Ambiance d’affrontement à l’hémicycle
Assemblée nationale
Le président de l’Assemblée nationale (Pan) tente vainement de cacher ce qui était devenu un secret de polichinelle…
L’ordre du jour énoncé par Cavaye Yéguié Djibril vendredi 04 avril 2008 à l’Assemblée nationale à Yaoundé n’a pas été respecté. Alors qu’il était prévu exclusivement des questions orales aux membres du gouvernement, un député du Sdf interrompt le président de l’Assemblée nationale (Pan). Motif : il s’insurge parce que Jean Michel Nintcheu, député Sdf, a été interpellé et menotté par la police à Douala. Le passeport du parlementaire lui a aussi été retiré par les éléments de la police. Ce député exprime son indignation parce que ces faits n’ont jamais été évoqués à l’Assemblée nationale. Réplique du Pan : “ De pareilles interventions doivent être signalées au président de l’Assemblée nationale. Je suis en contact avec le président de votre groupe [parlementaire, Ndlr]. Nous savons ce qui s’est passé ”. Le Pan évoque des échanges qu’il aurait eus avec le président du groupe parlementaire Sdf, Banadzen. “ Ne rejetez pas le tort sur moi. Vous m’avez promis une correspondance. Je vous attends depuis deux semaines. Monsieur Mbah Ndam est introuvable depuis deux semaines ”, se défend le Pan.
Mbah Ndam monte au pupitre en brandissant une motion d’ordre. “ C’est quoi une motion d’ordre ? ”, interroge le Pan. Réponse de Mbah Ndam, vice-président de l’Assemblée : “ Article 42 du règlement. Monsieur le président, je ne me lève pas pour rien ”. Mbah Ndam affirme qu’il n’y aura pas des questions des parlementaires au gouvernement. Parce que l’ordre du jour énoncé n’a pas mentionné l’introduction du projet de loi portant modification de la Constitution. Il brandit une chemise cartonnée jaune indiquant qu’elle contient une copie de ce texte. “ M. Mbah Ndam, on n’a pas encore déposé ce projet de loi ! ” crie Cavaye Yéguié pour contredire son vice-président.

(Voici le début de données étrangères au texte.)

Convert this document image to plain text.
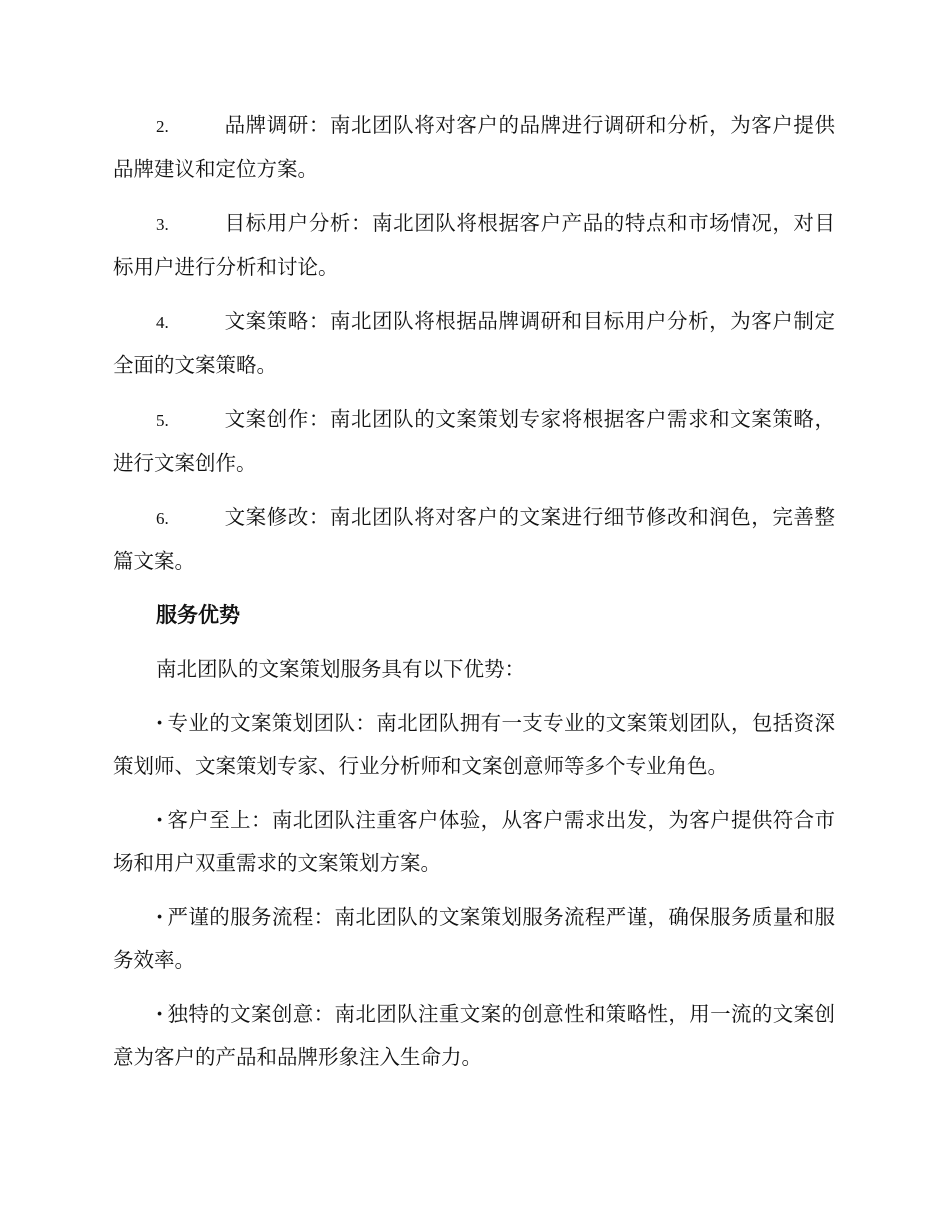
2.	品牌调研：南北团队将对客户的品牌进行调研和分析，为客户提供品牌建议和定位方案。

3.	目标用户分析：南北团队将根据客户产品的特点和市场情况，对目标用户进行分析和讨论。

4.	文案策略：南北团队将根据品牌调研和目标用户分析，为客户制定全面的文案策略。

5.	文案创作：南北团队的文案策划专家将根据客户需求和文案策略，进行文案创作。

6.	文案修改：南北团队将对客户的文案进行细节修改和润色，完善整篇文案。

服务优势

南北团队的文案策划服务具有以下优势：

· 专业的文案策划团队：南北团队拥有一支专业的文案策划团队，包括资深策划师、文案策划专家、行业分析师和文案创意师等多个专业角色。

· 客户至上：南北团队注重客户体验，从客户需求出发，为客户提供符合市场和用户双重需求的文案策划方案。

· 严谨的服务流程：南北团队的文案策划服务流程严谨，确保服务质量和服务效率。

· 独特的文案创意：南北团队注重文案的创意性和策略性，用一流的文案创意为客户的产品和品牌形象注入生命力。
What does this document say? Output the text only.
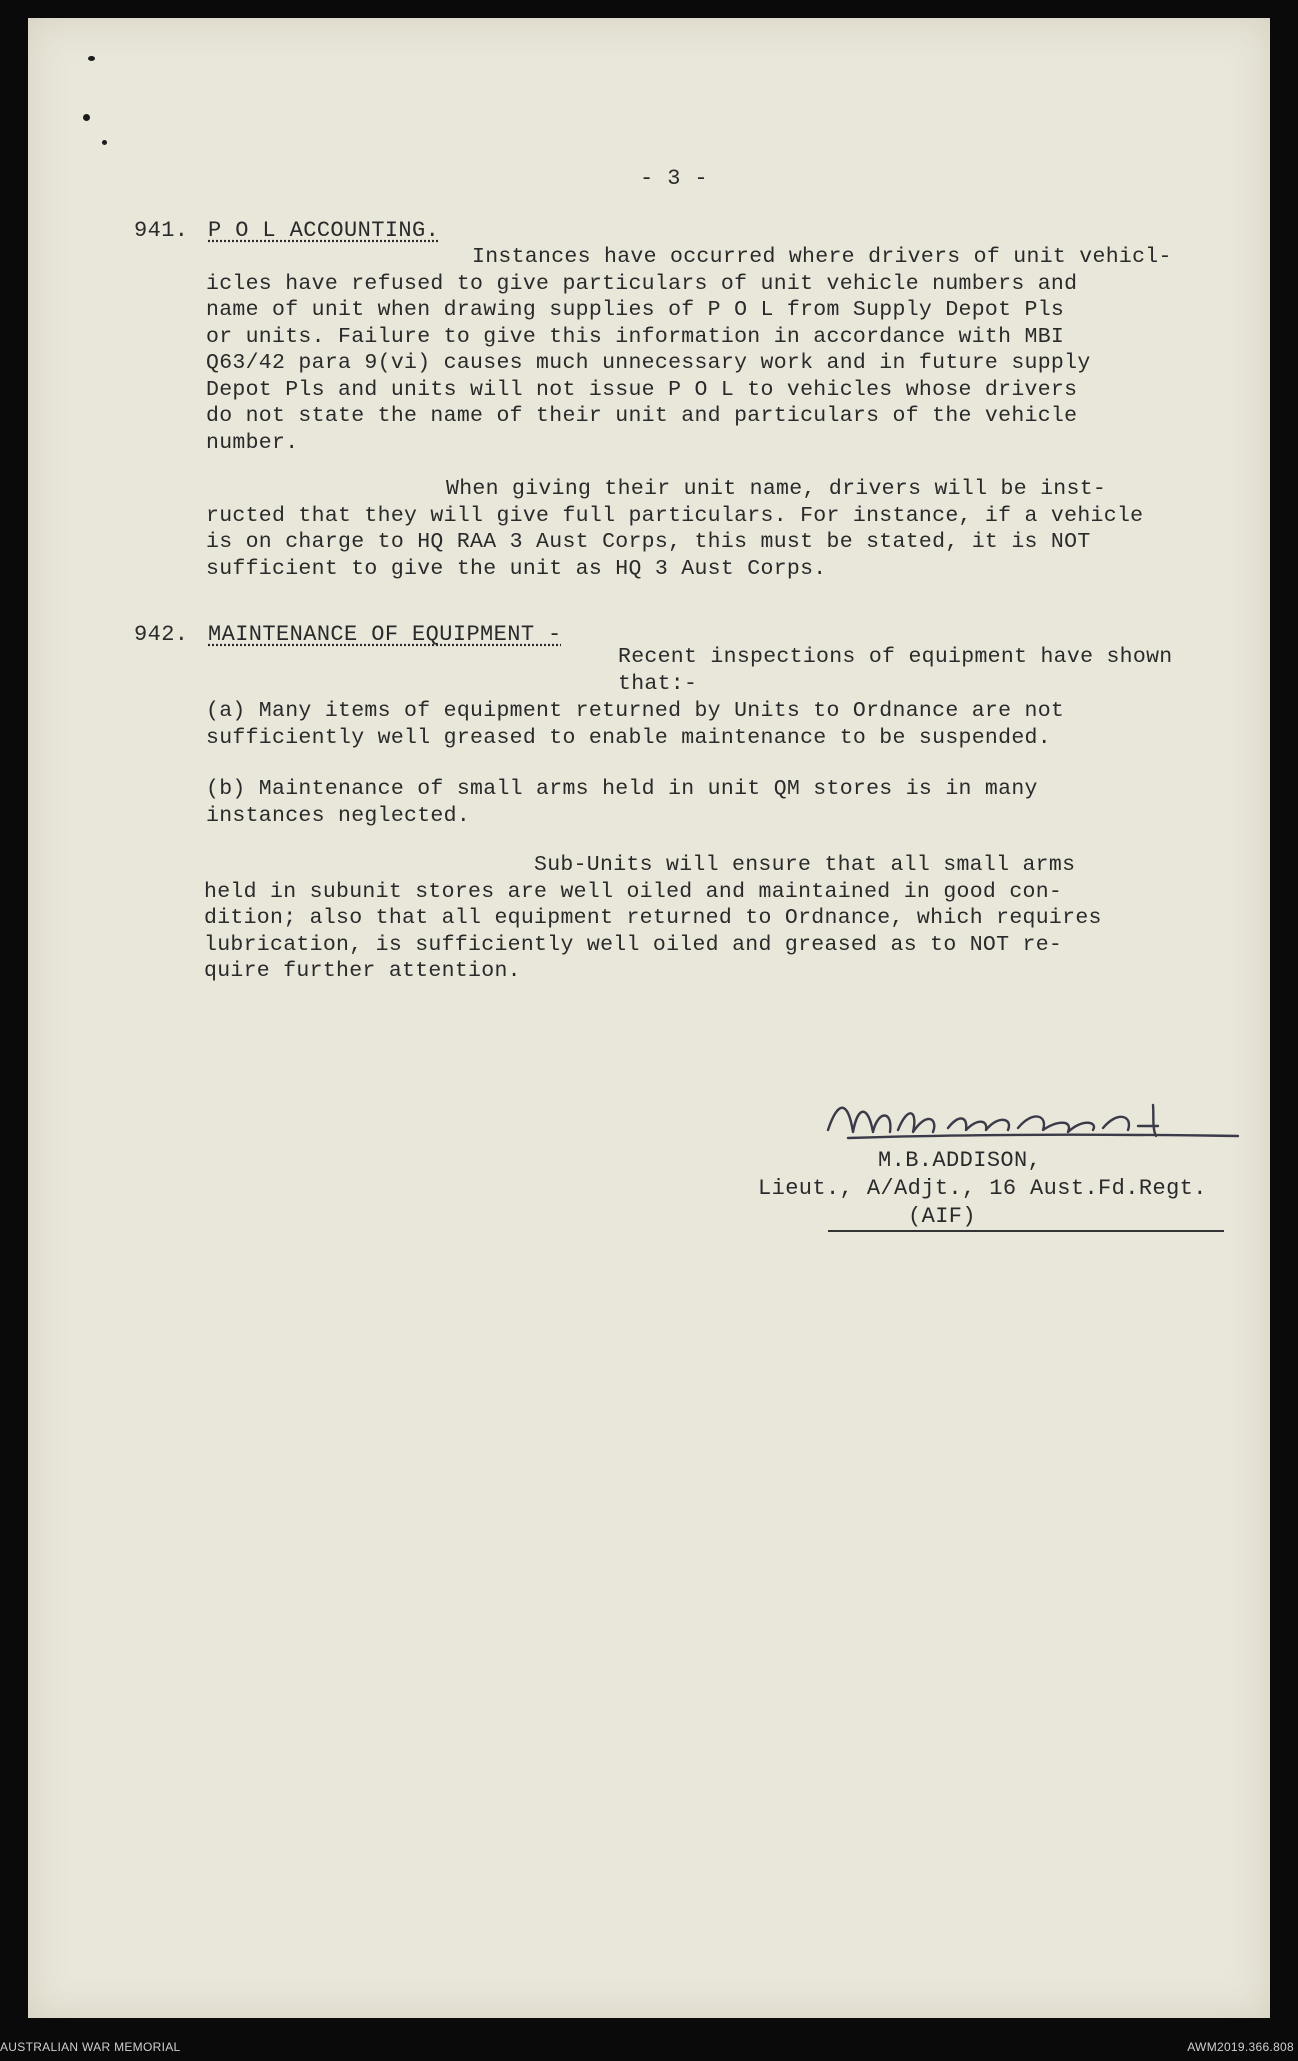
- 3 -
941. P O L ACCOUNTING.
Instances have occurred where drivers of unit vehicl-
icles have refused to give particulars of unit vehicle numbers and
name of unit when drawing supplies of P O L from Supply Depot Pls
or units. Failure to give this information in accordance with MBI
Q63/42 para 9(vi) causes much unnecessary work and in future supply
Depot Pls and units will not issue P O L to vehicles whose drivers
do not state the name of their unit and particulars of the vehicle
number.
When giving their unit name, drivers will be inst-
ructed that they will give full particulars. For instance, if a vehicle
is on charge to HQ RAA 3 Aust Corps, this must be stated, it is NOT
sufficient to give the unit as HQ 3 Aust Corps.
942. MAINTENANCE OF EQUIPMENT -
Recent inspections of equipment have shown
that:-
(a) Many items of equipment returned by Units to Ordnance are not
sufficiently well greased to enable maintenance to be suspended.
(b) Maintenance of small arms held in unit QM stores is in many
instances neglected.
Sub-Units will ensure that all small arms
held in subunit stores are well oiled and maintained in good con-
dition; also that all equipment returned to Ordnance, which requires
lubrication, is sufficiently well oiled and greased as to NOT re-
quire further attention.
M.B.ADDISON,
Lieut., A/Adjt., 16 Aust.Fd.Regt.
(AIF)
AUSTRALIAN WAR MEMORIAL	AWM2019.366.808
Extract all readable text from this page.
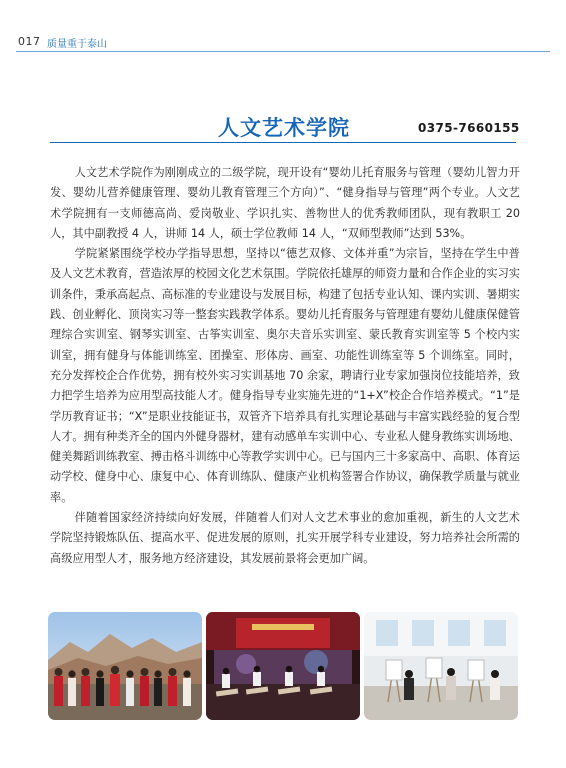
017 质量重于泰山
人文艺术学院	0375-7660155

人文艺术学院作为刚刚成立的二级学院，现开设有“婴幼儿托育服务与管理（婴幼儿智力开发、婴幼儿营养健康管理、婴幼儿教育管理三个方向）”、“健身指导与管理”两个专业。人文艺术学院拥有一支师德高尚、爱岗敬业、学识扎实、善物世人的优秀教师团队，现有教职工 20 人，其中副教授 4 人，讲师 14 人，硕士学位教师 14 人，“双师型教师”达到 53%。

学院紧紧围绕学校办学指导思想，坚持以“德艺双修、文体并重”为宗旨，坚持在学生中普及人文艺术教育，营造浓厚的校园文化艺术氛围。学院依托雄厚的师资力量和合作企业的实习实训条件，秉承高起点、高标准的专业建设与发展目标，构建了包括专业认知、课内实训、暑期实践、创业孵化、顶岗实习等一整套实践教学体系。婴幼儿托育服务与管理建有婴幼儿健康保健管理综合实训室、钢琴实训室、古筝实训室、奥尔夫音乐实训室、蒙氏教育实训室等 5 个校内实训室，拥有健身与体能训练室、团操室、形体房、画室、功能性训练室等 5 个训练室。同时，充分发挥校企合作优势，拥有校外实习实训基地 70 余家，聘请行业专家加强岗位技能培养，致力把学生培养为应用型高技能人才。健身指导专业实施先进的“1+X”校企合作培养模式。“1”是学历教育证书；“X”是职业技能证书，双管齐下培养具有扎实理论基础与丰富实践经验的复合型人才。拥有种类齐全的国内外健身器材，建有动感单车实训中心、专业私人健身教练实训场地、健美舞蹈训练教室、搏击格斗训练中心等教学实训中心。已与国内三十多家高中、高职、体育运动学校、健身中心、康复中心、体育训练队、健康产业机构签署合作协议，确保教学质量与就业率。

伴随着国家经济持续向好发展，伴随着人们对人文艺术事业的愈加重视，新生的人文艺术学院坚持锻炼队伍、提高水平、促进发展的原则，扎实开展学科专业建设，努力培养社会所需的高级应用型人才，服务地方经济建设，其发展前景将会更加广阔。
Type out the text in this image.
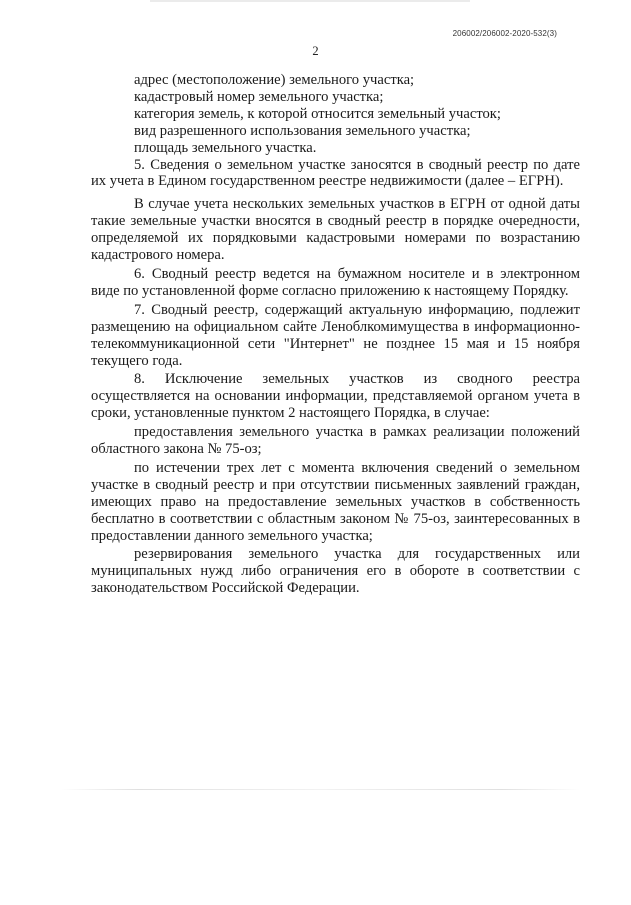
206002/206002-2020-532(3)
2

адрес (местоположение) земельного участка;

кадастровый номер земельного участка;

категория земель, к которой относится земельный участок;

вид разрешенного использования земельного участка;

площадь земельного участка.

5. Сведения о земельном участке заносятся в сводный реестр по дате их учета в Едином государственном реестре недвижимости (далее – ЕГРН).

В случае учета нескольких земельных участков в ЕГРН от одной даты такие земельные участки вносятся в сводный реестр в порядке очередности, определяемой их порядковыми кадастровыми номерами по возрастанию кадастрового номера.

6. Сводный реестр ведется на бумажном носителе и в электронном виде по установленной форме согласно приложению к настоящему Порядку.

7. Сводный реестр, содержащий актуальную информацию, подлежит размещению на официальном сайте Леноблкомимущества в информационно-телекоммуникационной сети "Интернет" не позднее 15 мая и 15 ноября текущего года.

8. Исключение земельных участков из сводного реестра осуществляется на основании информации, представляемой органом учета в сроки, установленные пунктом 2 настоящего Порядка, в случае:

предоставления земельного участка в рамках реализации положений областного закона № 75-оз;

по истечении трех лет с момента включения сведений о земельном участке в сводный реестр и при отсутствии письменных заявлений граждан, имеющих право на предоставление земельных участков в собственность бесплатно в соответствии с областным законом № 75-оз, заинтересованных в предоставлении данного земельного участка;

резервирования земельного участка для государственных или муниципальных нужд либо ограничения его в обороте в соответствии с законодательством Российской Федерации.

Malgré les multiples interpellations du Pan à son égard Mbah Ndam ne libère pas le pupitre ; il est d’ailleurs rejoint par tous ses collègues du parti. Cavaye Yéguié introduit malgré tout Marie Rose Nguini Effa pour qu’elle vienne poser ses questions. Les députés Sdf monopolisent le pupitre, et partant, le micro. Nguini Effa se lève ; elle ne sait où aller. “ Madame allez vous asseoir si vous vous respectez ”, lui suggère un député du Sdf. Nguini Effa est invitée à aller poser sa question au micro du Pan. Celui détenu par les députés du Sdf est coupé. Ils tapent sur la table pour exiger le rétablissement du son. “ Nous allons parler simultanément ”, menace un parlementaire du Sdf.
Déficit de sensibilité
D’une voix presque inaudible, Nguini Effa déroule ses questions ; Ce d’autant que les députés du Sdf parlent à tue-tête comme dans une assemblée païenne. Cavaye Yéguié reste muet. Samson Ename Ename, le secrétaire général de la Chambre, assis à côté du Pan, se plonge de temps en temps dans ses “ bords ”. Certains députés Rdpc quittent la salle. Les membres du gouvernement présents à l’hémicycle assistent, impuissants, au spectacle.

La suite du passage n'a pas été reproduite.